The special relationship which exists between people and shoes and in particular women and shoes is a popular source of fascination. The mystical attraction they exert is felt not only by the female of the species, but also to an increasing extent by designers and artists who are thinking outside the shoebox and falling head over heels for footwear.

I spent the next hour clicking on images and my mind racing with questions. What does a furniture designer know about creating shoes? Of course, I asked...

(Photo Credit: Katharine Landmier)

RH: By day a furniture designer, but a fashion designer too? Interesting combination. How did this come to happen?

PEREZ: My Stilett"O" sculptures are an extension of the kind of furniture I like to create; sexy mixed with a bit of drama and exquisite materials. That's why in my heels you will find many of the same techniques and processes that I use while creating furniture. Hand-carving, laminated veneers and metal work, for instance.

I'm a self-taught woodworker, and I guess you would say I'm a self-taught fashion designer as well. The inspiration for my furniture designs comes from many different fields including nature, architecture and art, so the transition from woodworking to fashion design is not a hard one for me. I create sculptures to excite emotions and change your environment, whether you dine on my work or you wear my work, it's all art to me and I approach the design process in much the same way.

RH: Who are some of your favorite fashion designers and why?

PEREZ: I take creative cues from many different fashion icons as well as up and coming designers. Tom Ford's sophisticated elegance is probably at the top of my list. His genius is how he takes a simple, timeless garment -- a man's suit, perhaps -- and with somewhat minimal detail, changes it into a fresh and modern silhouette. At the other end of the spectrum is Alexander McQueen, who's over-the-top color and energy really charge your mental batteries. Other designers on my list, like Paulina Bojᅢᄈr or Valentim Quaresma, create wearable sculpture that has no boundaries.

RH: What was your vision when you made your first pair? Wearable art, or more for fun?

PEREZ: My Stilett"O"s started as a joke actually. Most of my friends know I'm a "leg man" and appreciate what a pair of heels do to a woman's attitude... and altitude. So I created the first heel, "My Shoes Are Killing Me," to show the extremes you go through to wear them, like a 14" heel and band saw blades for straps. Your sacrifice does not go unnoticed.
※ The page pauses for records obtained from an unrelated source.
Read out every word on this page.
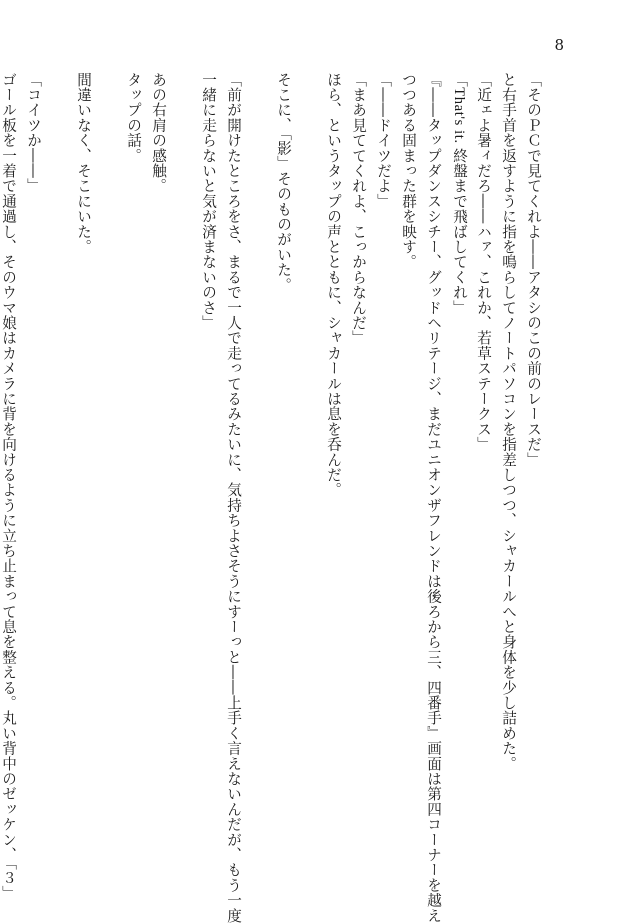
8
「そのＰＣで見てくれよ――アタシのこの前のレースだ」
と右手首を返すように指を鳴らしてノートパソコンを指差しつつ、シャカールへと身体を少し詰めた。
「近ェよ暑ィだろ――ハァ、これか、若草ステークス」
「That's it. 終盤まで飛ばしてくれ」
『――タップダンスシチー、グッドヘリテージ、まだユニオンザフレンドは後ろから三、四番手』画面は第四コーナーを越え
つつある固まった群を映す。
「――ドイツだよ」
「まあ見ててくれよ、こっからなんだ」
ほら、というタップの声とともに、シャカールは息を呑んだ。
そこに、「影」そのものがいた。
「前が開けたところをさ、まるで一人で走ってるみたいに、気持ちよさそうにすーっと――上手く言えないんだが、もう一度
一緒に走らないと気が済まないのさ」
あの右肩の感触。
タップの話。
間違いなく、そこにいた。
「コイツか――」
ゴール板を一着で通過し、そのウマ娘はカメラに背を向けるように立ち止まって息を整える。丸い背中のゼッケン、「３」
RH: How did you get involved in the exhibition at the museum?

PEREZ: I'm fortunate that my heels have generated interest around the world. I was first approached by Liza Snook, creator and administrator of, who featured my heels on her internationally known website. She, along with Sabine Epple, curator of Modern Design for the Grassi Museum, have put together this exciting exhibition. I am so excited to have been chosen.

RH: I heard Lady Gaga's stylist contacted you for a commission. How did she find you?

PEREZ: Lady Gaga's stylist approached me to create two pair for the cover shoot of Born This Way. Ultimately, my heels were not used but the whole experience was a roller coaster of excitement and work. Many months before this happened, I found my heel sculptures constantly being associated with Gaga and her over-the-top fashion. At that time I had never created an actual, "wearable" pair -- only individual pieces -- but I thought I would send some images to her high-profile stylist and get some feedback.

Of course, I never expected to hear from her, but out of the blue I got an email saying she wanted to commission two pairs of a very specific European size and color. Oh, and the whole project was to remain secret and I only had 12 days to design and create them. It was not until a few day later that I discovered they were for Lady Gaga and her new album. Needless to say the following days were spent locked in my workshop and with very little sleep.

RH: What is the future of your stiletto creations? Where do you see them being exhibited?

PEREZ: Hollywood! I would love to create a pair for a character in a movie. How cool would that be? I can envision a futuristic leather and metal wardrobe with my heels as a compliment, the whole persona would be extreme.

I can think of many Hollywood darlings that would love a pair. But can we start with me first!